Hydraulic fracking transformed America's energy landscape; these days more than half of our oil and gas come from fracking, and we are completely independent of Middle Eastern oil. As they wrangle in Washington about how much money to spend on transitioning to clean energy, a question comes to mind; how did we pay for fracking? In the NY Times, David Wallace-Wells explains:
Perhaps the most striking fact about the American hydraulic-fracturing boom, though, is unknown to all but the most discriminating consumers of energy news: Fracking has been, for nearly all of its history, a money-losing boondoggle, profitable only recently, after being propped up by so much investment from venture capital and Wall Street that it resembled less an efficient-markets no-brainer and more a speculative empire of bubbles like Uber and WeWork. The American shale revolution did bring the country “energy independence,” whatever that has been worth, and more abundant oil and gas. It has indeed reshaped the entire geopolitical landscape for fuel, though not enough to strip leverage from Vladimir Putin. But the revolution wasn’t primarily a result of some market-busting breakthrough or an engineering innovation that allowed the industry to print cash. From the start, the cash moved in the other direction; the revolution happened only because enormous sums of money were poured into the project of making it happen.

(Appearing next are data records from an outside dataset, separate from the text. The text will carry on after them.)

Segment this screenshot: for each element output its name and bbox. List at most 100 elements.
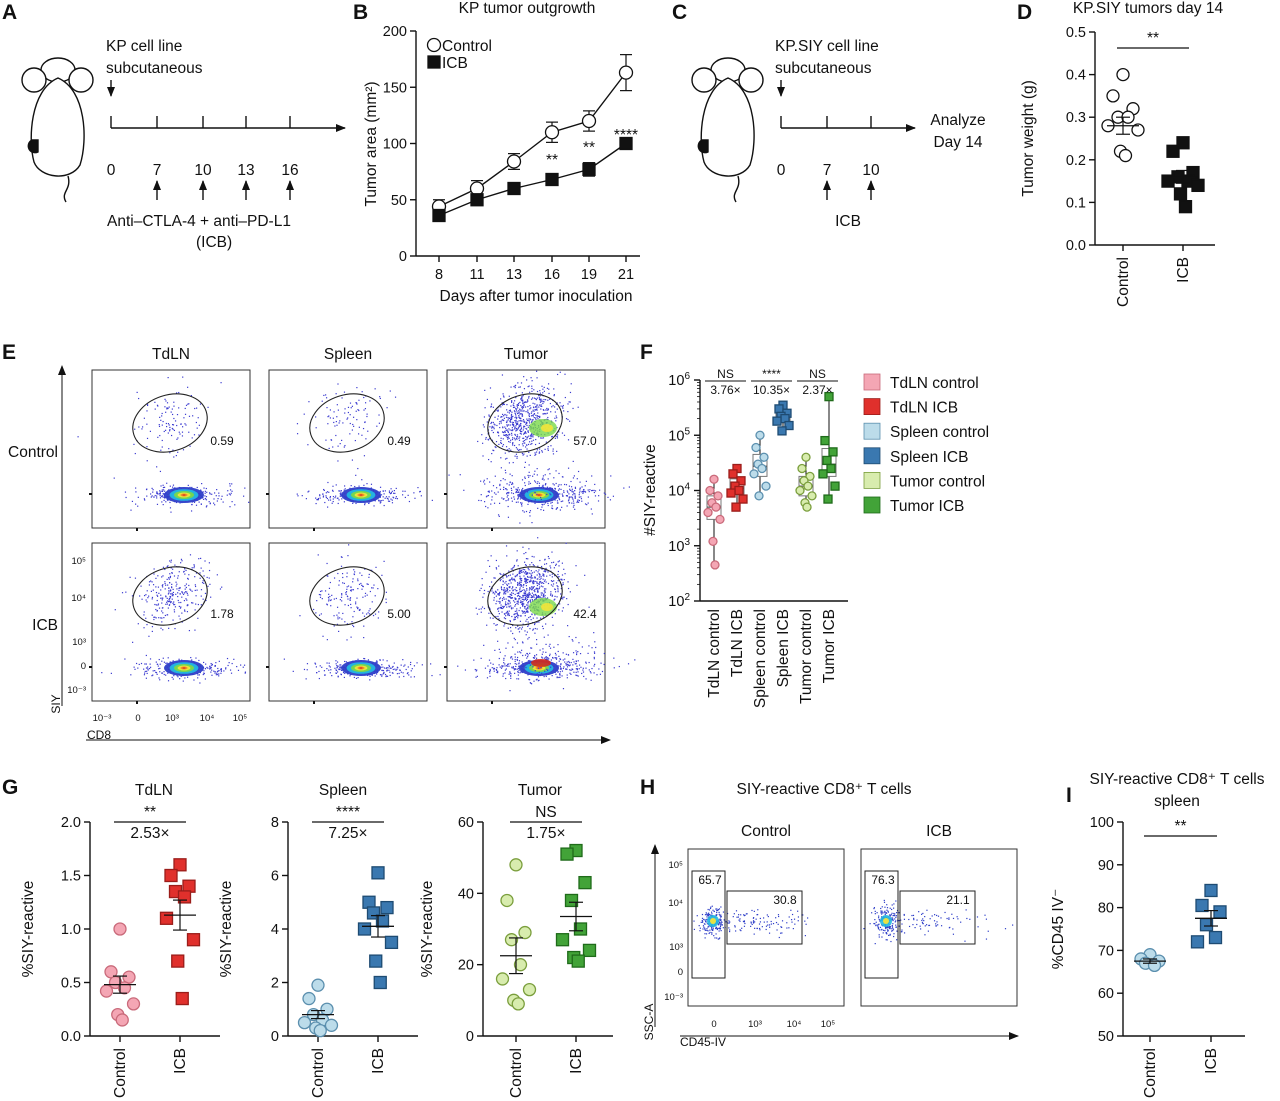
event <box>344 672 346 675</box>
event <box>536 409 538 411</box>
event <box>506 429 508 431</box>
event <box>130 509 132 511</box>
event <box>533 594 535 596</box>
event <box>519 522 521 524</box>
event <box>551 562 553 564</box>
event <box>386 407 388 409</box>
event <box>581 646 583 648</box>
event <box>162 657 164 659</box>
event <box>520 628 523 630</box>
event <box>491 590 493 592</box>
event <box>585 667 587 669</box>
event <box>720 915 722 918</box>
event <box>584 503 587 505</box>
event <box>339 668 341 670</box>
y-tick-label: 0.0 <box>1066 238 1086 254</box>
event <box>363 636 365 639</box>
fold-change-label: 10.35× <box>753 383 790 397</box>
event <box>593 672 595 674</box>
event <box>383 560 385 562</box>
event <box>162 484 164 486</box>
event <box>709 907 712 910</box>
event <box>189 588 191 590</box>
event <box>341 618 343 620</box>
significance-label: ** <box>546 152 558 169</box>
event <box>316 499 318 501</box>
density-hotspot <box>182 494 186 496</box>
event <box>508 395 510 397</box>
event <box>519 584 521 586</box>
event <box>520 404 522 407</box>
event <box>498 607 500 609</box>
event <box>508 570 510 572</box>
event <box>515 501 517 503</box>
event <box>559 658 562 661</box>
event <box>498 565 500 567</box>
event <box>389 671 391 673</box>
event <box>520 671 522 673</box>
event <box>519 492 521 494</box>
event <box>349 422 351 425</box>
event <box>367 583 369 586</box>
event <box>200 503 202 505</box>
event <box>506 420 508 422</box>
event <box>520 614 522 617</box>
event <box>542 578 544 580</box>
event <box>170 511 172 513</box>
event <box>384 497 386 499</box>
event <box>338 580 340 582</box>
event <box>161 621 163 623</box>
event <box>145 617 147 619</box>
event <box>567 410 569 413</box>
event <box>335 495 337 497</box>
event <box>489 670 491 673</box>
event <box>538 621 540 623</box>
event <box>389 674 391 677</box>
event <box>546 597 549 599</box>
flow-h-title: SIY-reactive CD8⁺ T cells <box>736 781 911 798</box>
event <box>159 416 161 418</box>
event <box>196 486 198 489</box>
event <box>519 651 521 653</box>
event <box>332 417 334 419</box>
event <box>531 411 533 413</box>
event <box>236 665 238 668</box>
event <box>562 598 564 600</box>
significance-label: NS <box>809 367 826 381</box>
event <box>149 430 152 432</box>
event <box>523 439 525 442</box>
event <box>179 433 181 435</box>
event <box>525 432 527 434</box>
event <box>495 567 497 569</box>
event <box>505 590 507 592</box>
event <box>701 921 704 923</box>
event <box>584 485 586 487</box>
event <box>496 600 498 602</box>
event <box>523 432 526 434</box>
y-axis-label: SSC-A <box>642 1004 656 1041</box>
event <box>532 415 534 417</box>
event <box>326 604 329 606</box>
y-tick-label: 0.5 <box>1066 25 1086 41</box>
fold-change-label: 3.76× <box>710 383 740 397</box>
event <box>169 507 172 509</box>
event <box>337 616 339 618</box>
event <box>797 920 799 922</box>
event <box>517 601 519 603</box>
event <box>214 665 216 667</box>
event <box>369 608 371 610</box>
event <box>184 568 186 570</box>
event <box>522 584 525 586</box>
event <box>704 927 706 929</box>
event <box>522 399 524 401</box>
event <box>562 659 564 661</box>
event <box>525 610 528 612</box>
event <box>521 602 523 605</box>
event <box>557 670 559 673</box>
event <box>361 574 363 577</box>
event <box>552 585 554 587</box>
event <box>362 596 364 598</box>
event <box>343 489 345 491</box>
event <box>523 599 525 601</box>
event <box>134 428 136 430</box>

Today, with profits aided by the energy price spikes of the last year, the fracking industry is finally, at least for the time being, profitable. But from 2010 to 2020, U.S. shale lost $300 billion. Previously, from 2002 to 2012, Chesapeake, the industry leader, didn’t report positive cash flow once, ending that period with total losses of some $30 billion, as Bethany McLean documents in her 2018 book, “Saudi America,” the single best and most thorough account of the fracking boom up to that point. Between mid-2012 and mid-2017, the 60 biggest fracking companies were losing an average of $9 billion each quarter. From 2006 to 2014, fracking companies lost $80 billion; in 2014, with oil at $100 a barrel, a level that seemed to promise a great cash-out, they lost $20 billion. These losses were mammoth and consistent, adding up to a total that “dwarfs anything in tech/V.C. in that time frame,” as the Bloomberg writer Joe Weisenthal pointed out recently. “There were all these stories written about how V.C.s were subsidizing millennial lifestyles,” he noted on Twitter. “The real story to be written is about the massive subsidy to consumers from everyone who financed Chesapeake and all the companies that lost money fracking last decade.”

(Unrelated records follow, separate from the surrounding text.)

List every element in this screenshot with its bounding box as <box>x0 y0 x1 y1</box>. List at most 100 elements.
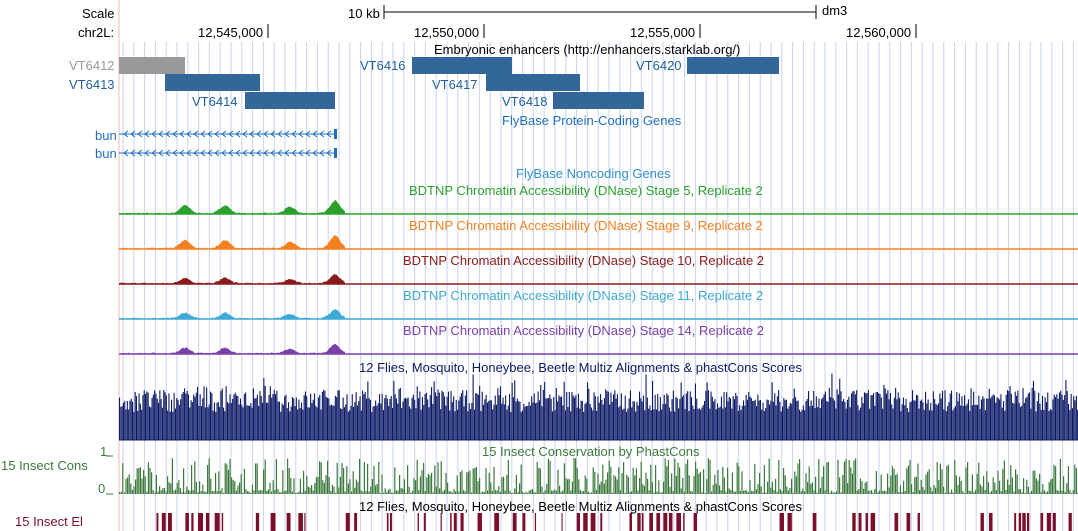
phastcons-bar <box>207 464 209 494</box>
multiz-bar <box>650 410 652 440</box>
enhancer-label-vt6413[interactable]: VT6413 <box>69 77 115 92</box>
phastcons-bar <box>997 470 999 494</box>
phastcons-bar <box>642 484 644 494</box>
multiz-bar <box>457 409 459 440</box>
strand-arrow <box>158 149 164 157</box>
phastcons-bar <box>267 489 269 494</box>
multiz-bar <box>523 403 525 440</box>
conserved-element <box>988 513 993 531</box>
multiz-bar <box>770 400 772 440</box>
multiz-bar <box>408 406 410 440</box>
enhancer-block <box>687 57 779 74</box>
enhancers-track-title[interactable]: Embryonic enhancers (http://enhancers.st… <box>434 42 741 57</box>
gene-label-bun[interactable]: bun <box>95 128 117 143</box>
multiz-bar <box>473 409 475 440</box>
multiz-bar <box>784 400 786 440</box>
multiz-bar <box>813 390 815 440</box>
phastcons-track-title[interactable]: 15 Insect Conservation by PhastCons <box>482 444 700 459</box>
multiz-bar <box>805 401 807 440</box>
phastcons-bar <box>130 483 132 494</box>
multiz-bar <box>646 397 648 440</box>
strand-arrow <box>277 149 283 157</box>
phastcons-bar <box>611 492 613 494</box>
multiz-bar <box>1070 393 1072 440</box>
multiz-bar <box>251 407 253 440</box>
enhancer-label-vt6412[interactable]: VT6412 <box>69 58 115 73</box>
multiz-bar <box>619 405 621 440</box>
strand-arrow <box>200 149 206 157</box>
ruler-position: 12,545,000 <box>198 25 264 40</box>
dnase-stage5-title[interactable]: BDTNP Chromatin Accessibility (DNase) St… <box>409 183 763 198</box>
phastcons-bar <box>613 474 615 494</box>
multiz-bar <box>282 405 284 440</box>
multiz-bar <box>511 382 513 440</box>
phastcons-bar <box>247 491 249 494</box>
multiz-bar <box>536 402 538 440</box>
phastcons-bar <box>426 477 428 494</box>
multiz-bar <box>464 395 466 440</box>
multiz-bar <box>165 395 167 440</box>
phastcons-bar <box>752 490 754 494</box>
multiz-track-title[interactable]: 12 Flies, Mosquito, Honeybee, Beetle Mul… <box>359 360 802 375</box>
multiz-bar <box>496 404 498 440</box>
multiz-bar <box>463 406 465 440</box>
dnase-stage10-title[interactable]: BDTNP Chromatin Accessibility (DNase) St… <box>403 253 765 268</box>
conserved-element <box>858 513 862 531</box>
phastcons-bar <box>1069 490 1071 494</box>
multiz-bar <box>1001 407 1003 440</box>
strand-arrow <box>123 149 129 157</box>
phastcons-bar <box>307 486 309 494</box>
flybase-noncoding-track-title[interactable]: FlyBase Noncoding Genes <box>516 166 671 181</box>
multiz-bar <box>224 410 226 440</box>
enhancer-label-vt6418[interactable]: VT6418 <box>502 94 548 109</box>
multiz-bar <box>538 400 540 440</box>
phastcons-bar <box>746 490 748 494</box>
strand-arrow <box>144 149 150 157</box>
multiz-bar <box>384 398 386 440</box>
phastcons-side-label[interactable]: 15 Insect Cons <box>1 458 88 473</box>
multiz-bar <box>614 390 616 440</box>
multiz-bar <box>514 380 516 440</box>
multiz-bar <box>884 388 886 440</box>
multiz-bar <box>941 390 943 440</box>
multiz-bar <box>575 395 577 440</box>
multiz-bar <box>330 404 332 440</box>
multiz-bar <box>320 409 322 440</box>
multiz-bar <box>252 388 254 440</box>
dnase-stage11-title[interactable]: BDTNP Chromatin Accessibility (DNase) St… <box>403 288 764 303</box>
multiz-bar <box>1014 391 1016 440</box>
phastcons-bar <box>523 492 525 494</box>
conserved-element <box>522 513 526 531</box>
gene-label-bun[interactable]: bun <box>95 146 117 161</box>
multiz-bar <box>577 393 579 440</box>
enhancer-label-vt6416[interactable]: VT6416 <box>360 58 406 73</box>
phastcons-bar <box>855 458 857 494</box>
multiz-bar <box>970 388 972 440</box>
multiz-bar <box>676 398 678 440</box>
flybase-coding-track-title[interactable]: FlyBase Protein-Coding Genes <box>502 113 682 128</box>
multiz-bar <box>371 411 373 440</box>
multiz-bar <box>393 380 395 440</box>
dnase-stage9-title[interactable]: BDTNP Chromatin Accessibility (DNase) St… <box>409 218 763 233</box>
phastcons-bar <box>655 465 657 494</box>
dnase-stage14-title[interactable]: BDTNP Chromatin Accessibility (DNase) St… <box>403 323 765 338</box>
enhancer-label-vt6414[interactable]: VT6414 <box>192 94 238 109</box>
multiz-bar <box>940 398 942 440</box>
enhancer-label-vt6420[interactable]: VT6420 <box>636 58 682 73</box>
multiz-bar <box>655 409 657 440</box>
enhancer-label-vt6417[interactable]: VT6417 <box>432 77 478 92</box>
elements-side-label[interactable]: 15 Insect El <box>15 514 83 529</box>
phastcons-bar <box>383 492 385 494</box>
phastcons-bar <box>221 488 223 494</box>
phastcons-bar <box>434 465 436 494</box>
phastcons-bar <box>539 468 541 494</box>
phastcons-bar <box>560 491 562 494</box>
phastcons-bar <box>706 479 708 494</box>
multiz-bar <box>548 397 550 440</box>
elements-track-title[interactable]: 12 Flies, Mosquito, Honeybee, Beetle Mul… <box>359 499 802 514</box>
phastcons-bar <box>1007 479 1009 494</box>
phastcons-bar <box>455 491 457 494</box>
phastcons-bar <box>647 478 649 494</box>
phastcons-bar <box>691 491 693 494</box>
phastcons-bar <box>255 463 257 494</box>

There is nothing unusual about this. The building of America's railroads was a boondoggle on a similar scale, and most investors lost money. In most of the country (New York is the exception) nineteenth-century investors lost a ton of money trying to build canals, hardly any of which were ever finished. Capitalism was able to supercharge economic growth in Europe and its settler colonies because of the way stock markets and other mechanisms can raise huge amounts of money to throw at promising technologies. At one level this is a scam, in that very few ordinary folks investors ever made any money in canals, railroads, coal, airplane manufacture, airlines (a truly awful investment), or many other new tech booms. Or fracking. But in the bigger picture this spigot of money, directed at wherever the potential for growth seemed highest, created the modern world, and investors who spread their money around usually came out ahead in the long run.
So, yes, fracking happened because a lot of investors threw money at it, and lost. David Wallace-Wells seems to be decrying this waste and wishing the money had been spent on solar instead. But technologies developed with all that money may end up having a great value in the future, if they enable (as investors are now betting) efficient geothermal energy.
Besides which, the same thing is happening in clean energy. American companies are spending gigantic sums on solar and wind, thanks to a new spigot of Wall Street money being directed toward those fields. I should know, I make half my living these days from new solar farms. The money is now flowing toward solar because 1) the technology has reached a point where it makes economic sense, and 2) many investors want to see their money working toward saving the planet, hence all those "Green" investment vehicles. They are still wrangling about subsidies in Washington because climate alarmists think the transition isn't happening fast enough and want the government to "do something." A secondary issue is that the Chinese seem to be massively subsidizing their own solar industry, and many Americans don't want to see China dominate this technology or vacuum up all the "green jobs."
But you can bet that if we do transition to green energy, most of the money will come from investors, some of whom will lose a lot. Capitalism thrives despite is gigantic flaws because it has this world-transforming power, and nobody has found any other system that can do this thing nearly as well.